- AFP
- parue le
Au moment où la France veut muscler son nucléaire, EDF doit aussi faire face au défi du réchauffement climatique, qui lui impose déjà de réduire sa production et va l'obliger à adapter ses réacteurs aux hausses de température et au manque d'eau.
Dans une France qui veut prolonger ses réacteurs et construire jusqu'à 14 nouvelles unités, la Cour des comptes appelait, dans un rapport en mars, à renforcer l'adaptation du nucléaire aux canicules et sécheresses. "Les conséquences du changement climatique affectent les installations (résistance des matériels, compatibilité avec des conditions de travail acceptables) et l'environnement proche en lien avec l'exploitation (débit et température des cours d'eau mais aussi le niveau de la mer)", résumait Annie Podeur, présidente de la 2e chambre.
EDF assure avoir commencé à prendre en compte ces enjeux dès le premier rapport des experts du climat de l'ONU (Giec) en 1990, mais la canicule de 2003 a tout accéléré. Depuis, avec son "plan Grand Chaud", le groupe a entrepris d'améliorer la ventilation et la climatisation des bâtiments.
Mais au-delà du bâti, il y a surtout la question de l'eau que les centrales pompent en grande quantité, en rivière ou en mer, pour refroidir leurs systèmes, avant de la rejeter, plus chaude. D'ores et déjà, la hausse des températures peut conduire à des limitations de production sur les sites en bord de rivière pour ne pas dépasser les normes d'échauffement de ces cours d'eau et en protéger la faune et la flore. "Cela fait plusieurs années, qu'à partir de juin, il y a des ajustements de production" pour respecter ces limites, soulignait récemment devant la presse Cécile Laugier, directrice prospective et environnement du parc nucléaire d'EDF.
Revoir le cadre réglementaire ?
L'été 2022, 2e plus chaud jamais mesuré après 2003, n'a pas échappé à ces modulations. Mais pour la "première fois", un régime de dérogation exceptionnel a été mis en œuvre sur deux sites (Golfech et Bugey) pour continuer à produire alors que les seuils d'échauffement étaient atteints sur les fleuves. "C'est un signal important qui nous conduit nous et les pouvoirs publics à interroger le cadre réglementaire", estime Mme Laugier. "La modification" du cadre "ne peut constituer une réponse à elle seule", indique toutefois l'autorité de sûreté nucléaire, qui appelle surtout "à un approfondissement des connaissances scientifiques" d'EDF.

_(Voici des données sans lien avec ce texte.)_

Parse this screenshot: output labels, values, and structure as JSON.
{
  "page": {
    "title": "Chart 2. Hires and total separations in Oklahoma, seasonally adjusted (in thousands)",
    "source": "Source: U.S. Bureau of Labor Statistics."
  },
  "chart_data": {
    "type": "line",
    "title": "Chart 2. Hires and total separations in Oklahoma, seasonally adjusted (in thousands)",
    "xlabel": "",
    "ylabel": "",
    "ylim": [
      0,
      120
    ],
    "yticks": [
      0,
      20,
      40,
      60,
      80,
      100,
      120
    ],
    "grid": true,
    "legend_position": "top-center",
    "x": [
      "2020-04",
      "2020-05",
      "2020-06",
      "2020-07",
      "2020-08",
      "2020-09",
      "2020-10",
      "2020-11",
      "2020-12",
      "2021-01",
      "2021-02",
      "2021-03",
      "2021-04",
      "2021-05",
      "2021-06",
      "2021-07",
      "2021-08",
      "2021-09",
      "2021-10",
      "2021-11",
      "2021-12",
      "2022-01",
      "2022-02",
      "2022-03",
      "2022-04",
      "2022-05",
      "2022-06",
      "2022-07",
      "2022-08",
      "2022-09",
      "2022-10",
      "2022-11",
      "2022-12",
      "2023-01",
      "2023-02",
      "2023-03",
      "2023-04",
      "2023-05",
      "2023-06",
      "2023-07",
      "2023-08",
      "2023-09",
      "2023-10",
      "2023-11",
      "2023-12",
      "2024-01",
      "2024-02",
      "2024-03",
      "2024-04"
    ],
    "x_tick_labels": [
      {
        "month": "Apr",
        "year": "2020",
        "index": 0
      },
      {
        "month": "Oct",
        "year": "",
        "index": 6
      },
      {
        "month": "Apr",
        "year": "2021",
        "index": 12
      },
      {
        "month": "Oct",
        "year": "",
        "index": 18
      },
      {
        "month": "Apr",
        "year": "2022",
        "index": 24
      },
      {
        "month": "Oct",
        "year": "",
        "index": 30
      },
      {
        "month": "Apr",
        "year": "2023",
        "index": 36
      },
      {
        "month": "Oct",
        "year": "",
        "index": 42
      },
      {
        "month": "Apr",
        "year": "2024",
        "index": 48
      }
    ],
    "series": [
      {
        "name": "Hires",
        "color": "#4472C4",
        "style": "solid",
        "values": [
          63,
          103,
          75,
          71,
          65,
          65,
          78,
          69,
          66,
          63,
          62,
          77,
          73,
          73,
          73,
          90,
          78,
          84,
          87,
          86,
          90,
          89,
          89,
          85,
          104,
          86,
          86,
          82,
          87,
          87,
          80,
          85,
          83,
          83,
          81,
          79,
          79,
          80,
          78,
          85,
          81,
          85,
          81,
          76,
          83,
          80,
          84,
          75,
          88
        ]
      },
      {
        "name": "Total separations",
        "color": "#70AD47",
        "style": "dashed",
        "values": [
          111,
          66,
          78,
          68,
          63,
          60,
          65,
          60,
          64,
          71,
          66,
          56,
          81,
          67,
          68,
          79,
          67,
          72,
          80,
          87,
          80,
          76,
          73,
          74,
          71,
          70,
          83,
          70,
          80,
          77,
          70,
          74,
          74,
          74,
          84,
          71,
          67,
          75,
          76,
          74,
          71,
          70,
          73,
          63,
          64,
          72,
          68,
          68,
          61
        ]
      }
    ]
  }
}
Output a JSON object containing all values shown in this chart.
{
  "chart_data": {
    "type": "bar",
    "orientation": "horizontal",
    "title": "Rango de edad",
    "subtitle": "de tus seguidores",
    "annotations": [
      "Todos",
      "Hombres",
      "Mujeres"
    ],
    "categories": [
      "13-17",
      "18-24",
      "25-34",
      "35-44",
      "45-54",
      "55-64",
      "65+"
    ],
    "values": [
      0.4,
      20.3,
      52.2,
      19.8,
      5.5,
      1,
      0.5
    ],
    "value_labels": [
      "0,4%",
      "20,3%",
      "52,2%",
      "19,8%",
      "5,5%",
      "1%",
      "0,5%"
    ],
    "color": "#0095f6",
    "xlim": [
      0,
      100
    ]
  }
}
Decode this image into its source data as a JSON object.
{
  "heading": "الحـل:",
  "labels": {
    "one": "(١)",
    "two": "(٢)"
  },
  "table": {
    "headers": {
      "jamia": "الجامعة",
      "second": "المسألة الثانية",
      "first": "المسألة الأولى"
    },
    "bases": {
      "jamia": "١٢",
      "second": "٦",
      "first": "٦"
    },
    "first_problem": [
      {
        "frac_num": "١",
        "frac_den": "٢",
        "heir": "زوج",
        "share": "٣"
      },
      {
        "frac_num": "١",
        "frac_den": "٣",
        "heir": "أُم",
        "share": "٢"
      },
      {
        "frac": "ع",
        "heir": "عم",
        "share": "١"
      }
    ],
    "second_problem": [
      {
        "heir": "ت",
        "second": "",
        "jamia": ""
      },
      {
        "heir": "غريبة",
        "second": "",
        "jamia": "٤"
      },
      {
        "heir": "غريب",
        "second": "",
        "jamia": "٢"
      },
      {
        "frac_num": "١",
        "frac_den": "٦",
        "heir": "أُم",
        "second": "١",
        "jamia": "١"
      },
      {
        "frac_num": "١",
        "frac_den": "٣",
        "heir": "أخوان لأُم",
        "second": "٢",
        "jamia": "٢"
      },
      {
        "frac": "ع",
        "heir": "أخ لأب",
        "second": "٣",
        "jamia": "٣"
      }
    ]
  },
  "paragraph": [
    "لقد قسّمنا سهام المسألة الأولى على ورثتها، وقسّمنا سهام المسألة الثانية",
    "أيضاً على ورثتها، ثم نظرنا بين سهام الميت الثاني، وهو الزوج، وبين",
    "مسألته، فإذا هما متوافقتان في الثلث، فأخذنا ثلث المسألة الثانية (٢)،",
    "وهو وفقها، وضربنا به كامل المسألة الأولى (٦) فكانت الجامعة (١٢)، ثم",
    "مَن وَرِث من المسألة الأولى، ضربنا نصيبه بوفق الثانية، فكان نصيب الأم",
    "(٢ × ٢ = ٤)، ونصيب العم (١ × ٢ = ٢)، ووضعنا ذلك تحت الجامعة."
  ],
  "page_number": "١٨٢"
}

Les baisses de production à motif environnemental atteignent 0,3% par an depuis une vingtaine d'années. À l'horizon 2050, elles pourraient atteindre 1,5% de la production annuelle de 400. Déjà, le groupe compte "augmenter ses marges" en étendant les capacités de stockages des effluents, ces réservoirs mobilisés lorsque le niveau des rivières est trop bas pour permettre leurs rejets.
Économiser l'eau
En parallèle, EDF doit contribuer aux efforts d'économie d'eau alors que le refroidissement des centrales électriques est la troisième activité consommatrice d'eau douce (12%) en France, derrière l'agriculture et l'eau potable. En annonçant son Plan eau en mars, Emmanuel Macron avait appelé à engager "un vaste programme d'investissement" pour l'économiser et "permettre de fonctionner beaucoup plus en circuit fermé".
Comment ? En ajoutant aux réacteurs en circuit ouvert situés sur les fleuves, des tours de réfrigération reconnaissables à leurs volutes de vapeur. Une solution discutable, car cela supposerait des "modifications de grande ampleur", selon Cécile Laugier.
Les centrales à tours aéroréfrigérantes ont l'intérêt de prélever moins d'eau - 10 litres/kWh - que celles en circuits ouverts (170 l/kWh). Mais les premières sont de plus de grandes consommatrices, car une partie de l'eau finit en vapeur (environ 22% selon le ministère de la Transition écologique) - les autres restituant 100% au milieu.
EDF va donc tester fin 2023 au Bugey une innovation du Massachusetts Institute of Technology qui consiste à récupérer l'eau dans le panache en positionnant des panneaux générant de l'électricité statique.
EDF pourrait-il s'inspirer de pays soumis à fortes températures comme les Émirats arabes unis ou les États-Unis qui exploitent des réacteurs dans des zones désertiques ? "Les technologies utilisant moins d'eau utilisent en général plus d'espace" et "sont plus chères", prévient Mme Laugier. Quant au "dry cooling" (refroidissement à sec), il est pour l'instant écarté dans le nucléaire, du fait notamment du "besoin accru d'électricité pour la ventilation", souligne Mycle Schneider, coordinateur du rapport World Nuclear Industry Status Report.